Ágora, la película de Alejandro Amenábar, nos retrata la historia de Hipatia de Alejandría, una filósofa, matemática, astrónoma que vivió a finales del siglo IV principios del V d C. Hija y discípula del astrónomo Teón, Hipatia es la primera mujer matemática de la que tenemos un conocimiento razonablemente seguro y detallado.
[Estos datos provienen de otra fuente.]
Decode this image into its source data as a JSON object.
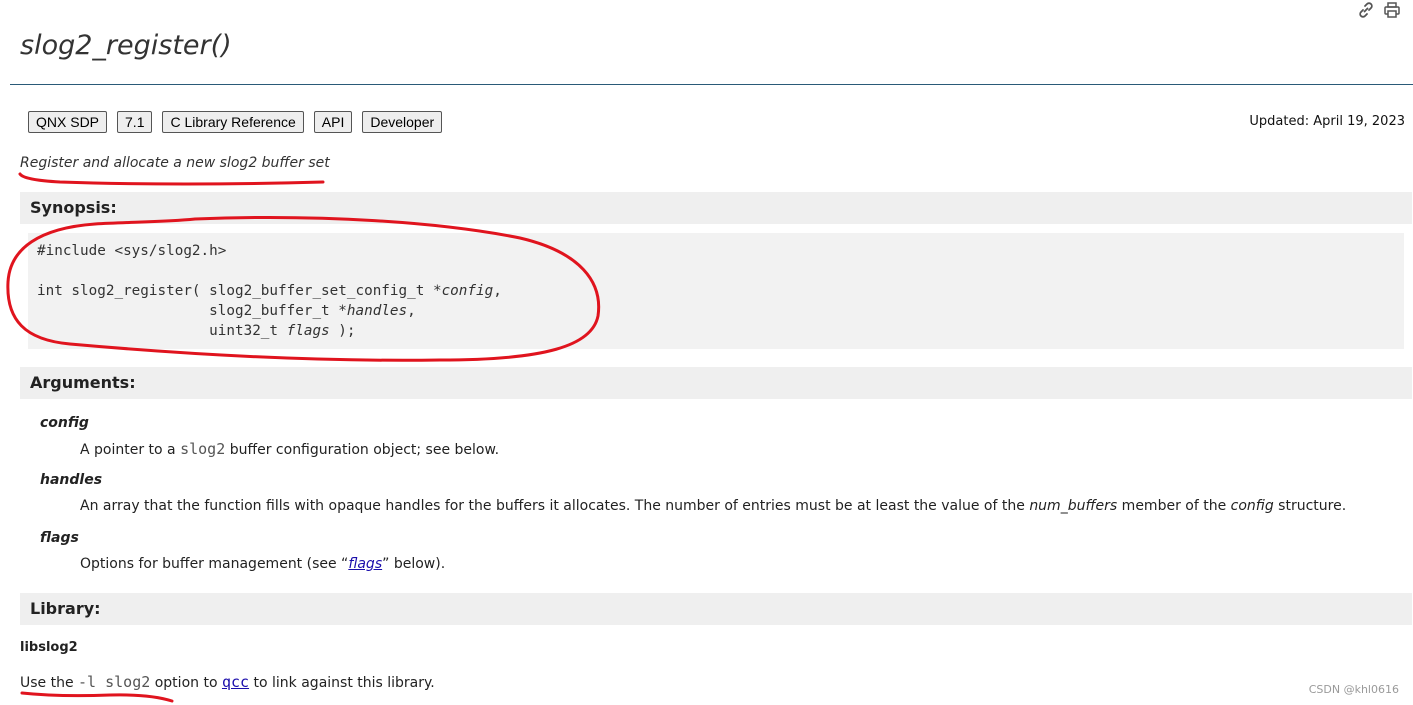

La película para los que no la hayan visto puede tener críticas encontradas, pero no voy a entrar a valorar si es mejor o peor que otras anteriores de Amenábar o si es totalmente exacta en la adecuación histórica, para mí es una película que se saborea aun más cuando se sale del cine y han pasado unos días; hace una recreación bellísima de los escenarios de Alejandría, con ese mítico Faro al fondo, refleja los fanatismos y convulsiones religiosas que tanto daño han hecho a lo largo de la historia, la ignorancia del masa, el dejarse arrastrar por los demás, pero sobre todo retrata a una mujer que muere por ser mujer, sólo por eso, por pensar siendo mujer, por cuestionarse todo. Esté más o menos allá de la realidad de la verdadera Hipatia, la Hipatia de Alejandro Amenábar nos sirve para enriquecer ese imaginario de mujeres actual, esas heroínas míticas que tanto necesitamos para rebelarnos contra la injusticia de tanta violencia machista.
Amenábar ha sido desde luego audaz haciendo esta película, os la recomiendo a todos y todas para comentarla luego en clase. Vuelve a tener razón nuestro Virgilio: Audentes fortuna iuvat.